With a lanky build and average looks, Morimoto now boasts nearly a quarter of a million followers on Twitter, where he finds most of his clients. Roughly a quarter of them are repeat customers, including one who has hired him 270 times.

His job has taken him to a park with a person who wanted to play on a see-saw. He has also beamed and waved through a train window at a complete stranger who wanted a send-off.

Doing nothing doesn’t mean Morimoto will do anything. He has turned down offers to move a fridge and go to Cambodia and doesn’t take any requests of a sexual nature.

Last week, Morimoto sat opposite Aruna Chida, a 27-year-old data analyst clad in a sari, having a sparse conversation over tea and cakes.

Chida wanted to wear the Indian garment out in public but was worried it might embarrass her friends. So she turned to Morimoto for companionship.

“With my friends I feel I have to entertain them, but with the rental guy (Morimoto) I don’t feel the need to be chatty,” she said.

Before Morimoto found his true calling, he worked at a publishing company and was often chided for “doing nothing”.

“I started wondering what would happen if I provided my ability to ‘do nothing’ as a service to clients,” he said.

The companionship business is now Morimoto’s sole source of income, with which he supports his wife and child. Although he declined to disclose how much he makes, he said he sees about one or two clients a day. Before the pandemic, it was three or four a day.
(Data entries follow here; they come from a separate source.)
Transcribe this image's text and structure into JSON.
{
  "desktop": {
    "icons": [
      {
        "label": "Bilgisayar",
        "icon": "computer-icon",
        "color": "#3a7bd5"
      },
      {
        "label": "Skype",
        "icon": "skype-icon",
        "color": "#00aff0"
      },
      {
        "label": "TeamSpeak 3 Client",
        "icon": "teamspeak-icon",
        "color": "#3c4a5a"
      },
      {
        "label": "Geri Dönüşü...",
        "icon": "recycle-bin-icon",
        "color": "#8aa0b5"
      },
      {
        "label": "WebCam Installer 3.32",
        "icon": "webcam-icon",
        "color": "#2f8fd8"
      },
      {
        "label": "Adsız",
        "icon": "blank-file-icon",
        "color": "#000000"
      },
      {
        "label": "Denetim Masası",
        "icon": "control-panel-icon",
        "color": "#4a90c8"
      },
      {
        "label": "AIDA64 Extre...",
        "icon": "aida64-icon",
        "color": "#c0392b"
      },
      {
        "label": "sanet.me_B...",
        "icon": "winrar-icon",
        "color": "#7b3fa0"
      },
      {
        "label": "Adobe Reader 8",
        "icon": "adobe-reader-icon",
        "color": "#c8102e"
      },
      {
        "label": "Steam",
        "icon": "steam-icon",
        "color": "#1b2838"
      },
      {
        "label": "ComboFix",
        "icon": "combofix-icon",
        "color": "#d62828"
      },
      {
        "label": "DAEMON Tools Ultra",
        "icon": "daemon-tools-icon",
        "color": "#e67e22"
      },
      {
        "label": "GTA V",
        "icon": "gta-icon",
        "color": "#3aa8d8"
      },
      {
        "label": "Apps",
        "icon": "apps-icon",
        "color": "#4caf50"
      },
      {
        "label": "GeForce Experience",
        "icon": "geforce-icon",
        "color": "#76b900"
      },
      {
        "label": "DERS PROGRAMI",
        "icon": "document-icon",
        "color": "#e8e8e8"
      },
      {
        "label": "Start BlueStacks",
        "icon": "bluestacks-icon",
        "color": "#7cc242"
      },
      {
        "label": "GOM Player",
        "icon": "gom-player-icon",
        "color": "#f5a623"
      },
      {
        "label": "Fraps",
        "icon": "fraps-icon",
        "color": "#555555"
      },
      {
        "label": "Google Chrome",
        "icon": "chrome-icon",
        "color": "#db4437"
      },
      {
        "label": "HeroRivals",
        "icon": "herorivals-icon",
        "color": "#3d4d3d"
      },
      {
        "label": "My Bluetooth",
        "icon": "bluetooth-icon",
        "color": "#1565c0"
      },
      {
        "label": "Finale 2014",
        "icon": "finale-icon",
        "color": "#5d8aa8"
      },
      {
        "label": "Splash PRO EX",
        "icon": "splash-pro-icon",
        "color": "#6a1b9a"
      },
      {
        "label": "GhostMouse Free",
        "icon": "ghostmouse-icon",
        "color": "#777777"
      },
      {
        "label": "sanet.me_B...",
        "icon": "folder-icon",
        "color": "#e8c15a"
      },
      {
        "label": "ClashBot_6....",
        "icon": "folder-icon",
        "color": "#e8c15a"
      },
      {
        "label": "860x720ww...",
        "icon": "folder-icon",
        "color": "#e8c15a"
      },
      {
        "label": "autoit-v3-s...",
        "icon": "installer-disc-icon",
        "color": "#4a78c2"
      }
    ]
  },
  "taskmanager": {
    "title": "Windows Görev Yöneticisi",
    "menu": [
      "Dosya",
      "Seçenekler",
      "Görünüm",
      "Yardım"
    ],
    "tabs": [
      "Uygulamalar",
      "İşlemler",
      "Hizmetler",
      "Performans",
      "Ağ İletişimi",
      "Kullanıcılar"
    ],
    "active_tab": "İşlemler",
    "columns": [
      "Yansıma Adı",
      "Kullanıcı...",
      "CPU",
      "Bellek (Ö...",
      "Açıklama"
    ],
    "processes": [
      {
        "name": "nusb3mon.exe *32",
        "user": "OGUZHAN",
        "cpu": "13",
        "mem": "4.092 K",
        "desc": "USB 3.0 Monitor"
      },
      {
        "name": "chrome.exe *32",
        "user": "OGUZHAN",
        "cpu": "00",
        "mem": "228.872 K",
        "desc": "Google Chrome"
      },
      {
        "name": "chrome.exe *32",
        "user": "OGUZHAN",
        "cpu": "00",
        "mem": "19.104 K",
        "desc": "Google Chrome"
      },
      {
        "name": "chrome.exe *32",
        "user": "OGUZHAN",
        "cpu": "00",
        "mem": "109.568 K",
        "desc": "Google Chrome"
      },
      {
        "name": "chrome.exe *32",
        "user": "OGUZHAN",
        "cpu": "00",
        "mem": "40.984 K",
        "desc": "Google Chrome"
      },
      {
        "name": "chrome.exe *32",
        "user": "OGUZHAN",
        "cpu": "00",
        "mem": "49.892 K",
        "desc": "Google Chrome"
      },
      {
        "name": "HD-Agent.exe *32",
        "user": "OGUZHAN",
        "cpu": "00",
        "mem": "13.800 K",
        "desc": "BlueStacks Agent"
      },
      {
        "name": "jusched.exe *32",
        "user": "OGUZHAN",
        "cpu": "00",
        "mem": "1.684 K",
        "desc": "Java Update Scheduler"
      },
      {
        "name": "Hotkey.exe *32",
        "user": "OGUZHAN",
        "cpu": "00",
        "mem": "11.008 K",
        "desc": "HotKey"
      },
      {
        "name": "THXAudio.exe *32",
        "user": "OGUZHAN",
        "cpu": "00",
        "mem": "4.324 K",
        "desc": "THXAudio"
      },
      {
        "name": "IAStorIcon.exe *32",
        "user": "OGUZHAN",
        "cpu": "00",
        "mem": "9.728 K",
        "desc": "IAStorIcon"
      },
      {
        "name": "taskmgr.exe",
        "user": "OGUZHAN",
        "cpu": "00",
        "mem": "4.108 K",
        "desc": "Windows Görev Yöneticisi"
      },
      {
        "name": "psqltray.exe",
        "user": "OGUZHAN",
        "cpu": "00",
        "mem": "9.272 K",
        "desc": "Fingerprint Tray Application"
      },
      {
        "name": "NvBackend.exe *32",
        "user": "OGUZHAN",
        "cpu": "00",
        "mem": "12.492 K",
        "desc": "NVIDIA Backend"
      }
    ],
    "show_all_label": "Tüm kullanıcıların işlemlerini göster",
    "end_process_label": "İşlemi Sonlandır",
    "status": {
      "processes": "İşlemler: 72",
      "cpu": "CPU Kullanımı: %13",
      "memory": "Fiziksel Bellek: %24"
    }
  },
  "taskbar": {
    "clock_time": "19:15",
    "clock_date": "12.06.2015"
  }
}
As he spent a Wednesday doing nothing of note in Tokyo, Morimoto reflected on the bizarre nature of his job and appeared to question a society that values productivity and derides uselessness.

“People tend to think that my ‘doing nothing’ is valuable because it is useful (for others) … But it’s fine to really not do anything. People do not have to be useful in any specific way,” he said.